Thursday, February 22, 2007

opposites detract

a guy i know just broke up with a girl i'm so relieved i no longer have to get to know. unfortunately this is the third or fourth time, so i expect to hear that they will have reconciled and i must therefore look forward to listening to her go on about shopping, the guy she used to live with and be engaged to and all manner of inconsequential, superficial detritus. how does this happen? cool people becoming tethered to...not cool people. under every other circumstance their judgement is spot on. so why do they insist on picking these girls who expect to have everything including their make-up paid for? oh yeah, big boobs + all over tan= arm candy.

i was at work listening to this girl talk about how her boyfriend just came back into town after being away and she had a go at him because he said they should go check out a movie they had just seen a trailer for (at the end of the trailer the lead female was in her underwear). so she threw the "you've been gone all this time and now you see me and all you want to do is go see some movie because you get to see the actress in her underwear" line. she then went on to say she hadn't eaten all day because the cafeteria didn't have any good vegetarian options (she must not have seen the salad bar right there by the soda fountain), and of course you cant run out to trader joe's or bruegger's during your lunch break to get something, so let's starve all day (one more digression/rant; it's just that these girls who are vegetarian are so frigging high maintenance and whiney- except meelynduh). so when she got home she was "ravenously" eating her bean burrito and he was making loud chewing noises. she got upset and said that girls have "turned anorexic for less" than what he was doing, so had to go and finish her burrito in the kitchen (probably via the bathroom). i guarantee you that she is one of the people that his friends are hoping he will see the light and terminate with. conversely there have been friends i have wanted to spend more time with because their significant other is actually cooler than them.

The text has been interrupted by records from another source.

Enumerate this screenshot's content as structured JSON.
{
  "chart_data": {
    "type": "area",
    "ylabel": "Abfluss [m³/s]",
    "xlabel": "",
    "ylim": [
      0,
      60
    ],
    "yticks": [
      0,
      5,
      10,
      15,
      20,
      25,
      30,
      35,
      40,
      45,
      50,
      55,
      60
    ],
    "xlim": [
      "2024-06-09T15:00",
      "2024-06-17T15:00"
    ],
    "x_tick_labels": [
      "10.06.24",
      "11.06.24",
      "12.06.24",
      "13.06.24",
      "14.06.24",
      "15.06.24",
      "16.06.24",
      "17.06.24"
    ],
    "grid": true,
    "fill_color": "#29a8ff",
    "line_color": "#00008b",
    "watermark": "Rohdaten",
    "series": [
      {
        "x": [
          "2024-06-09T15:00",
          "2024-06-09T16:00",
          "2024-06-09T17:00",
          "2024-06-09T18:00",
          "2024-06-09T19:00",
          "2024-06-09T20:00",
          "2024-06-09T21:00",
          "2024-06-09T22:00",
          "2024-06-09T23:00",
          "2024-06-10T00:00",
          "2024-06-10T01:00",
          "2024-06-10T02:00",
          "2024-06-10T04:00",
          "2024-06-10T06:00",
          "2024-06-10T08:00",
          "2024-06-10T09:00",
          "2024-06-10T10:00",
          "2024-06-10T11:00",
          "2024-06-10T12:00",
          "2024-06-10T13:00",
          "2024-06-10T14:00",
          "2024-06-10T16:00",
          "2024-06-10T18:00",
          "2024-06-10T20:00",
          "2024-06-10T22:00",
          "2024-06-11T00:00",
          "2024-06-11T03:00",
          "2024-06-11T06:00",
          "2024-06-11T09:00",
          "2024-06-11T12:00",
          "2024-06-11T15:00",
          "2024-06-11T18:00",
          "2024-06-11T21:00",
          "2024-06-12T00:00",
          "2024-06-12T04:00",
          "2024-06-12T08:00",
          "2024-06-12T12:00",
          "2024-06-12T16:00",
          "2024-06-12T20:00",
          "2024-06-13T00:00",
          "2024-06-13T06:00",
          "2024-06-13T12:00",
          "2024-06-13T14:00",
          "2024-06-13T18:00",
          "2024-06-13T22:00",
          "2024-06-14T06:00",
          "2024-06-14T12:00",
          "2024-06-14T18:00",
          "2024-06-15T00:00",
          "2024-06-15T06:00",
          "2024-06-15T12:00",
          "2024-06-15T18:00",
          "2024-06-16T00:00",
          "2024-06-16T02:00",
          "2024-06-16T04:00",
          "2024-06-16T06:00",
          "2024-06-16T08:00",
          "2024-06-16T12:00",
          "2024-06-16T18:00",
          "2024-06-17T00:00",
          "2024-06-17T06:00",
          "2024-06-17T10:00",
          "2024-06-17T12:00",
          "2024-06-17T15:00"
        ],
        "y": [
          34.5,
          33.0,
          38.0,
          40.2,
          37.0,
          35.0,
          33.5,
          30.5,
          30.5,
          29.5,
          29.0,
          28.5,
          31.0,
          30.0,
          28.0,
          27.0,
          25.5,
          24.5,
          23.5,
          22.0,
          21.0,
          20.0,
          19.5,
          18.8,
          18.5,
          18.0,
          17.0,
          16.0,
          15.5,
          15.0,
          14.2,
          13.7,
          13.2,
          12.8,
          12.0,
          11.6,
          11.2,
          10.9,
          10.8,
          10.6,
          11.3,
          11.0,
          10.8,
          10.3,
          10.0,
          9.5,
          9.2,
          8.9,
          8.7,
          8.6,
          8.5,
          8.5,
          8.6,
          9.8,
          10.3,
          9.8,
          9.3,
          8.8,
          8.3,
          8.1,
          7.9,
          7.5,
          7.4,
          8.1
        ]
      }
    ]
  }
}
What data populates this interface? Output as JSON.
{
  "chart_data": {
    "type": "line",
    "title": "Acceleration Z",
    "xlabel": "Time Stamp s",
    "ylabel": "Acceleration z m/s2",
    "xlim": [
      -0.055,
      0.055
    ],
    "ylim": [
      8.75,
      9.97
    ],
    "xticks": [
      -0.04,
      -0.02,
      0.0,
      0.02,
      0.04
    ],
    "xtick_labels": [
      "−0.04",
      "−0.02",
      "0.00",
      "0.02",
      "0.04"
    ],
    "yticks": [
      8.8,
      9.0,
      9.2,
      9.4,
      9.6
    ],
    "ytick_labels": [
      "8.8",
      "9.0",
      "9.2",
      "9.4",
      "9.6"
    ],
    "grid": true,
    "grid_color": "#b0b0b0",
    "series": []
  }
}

in this "new age" of urban tribes where our friends have become an extension of our families it has become more important that our beloveds meet with their approval because parents are old, out of touch and what do they know we never agree on the same things anyway, so why change a habit of a lifetime now. of course your bio family will usually have less impulse control to keep quiet about what they really think. i have had the boyfriend who some of my friends preferred not to spend a whole lot of time with (new york, caustic, "i'll say whatever i'm thinking" and inevitably offend/piss off the more sensitive/PC members of the group), and the one that everyone liked to spend time with for his witty repartee amongst other things. we've all been there; we cant choose who our friends flip out for and then register at target for every michael graves product known to man, no more than we can choose our sib-in-laws or parents. they never seem to quite pick who we thought they would "end up with" for eternal bliss, but by the same token my "happily ever afters" have surprised me too.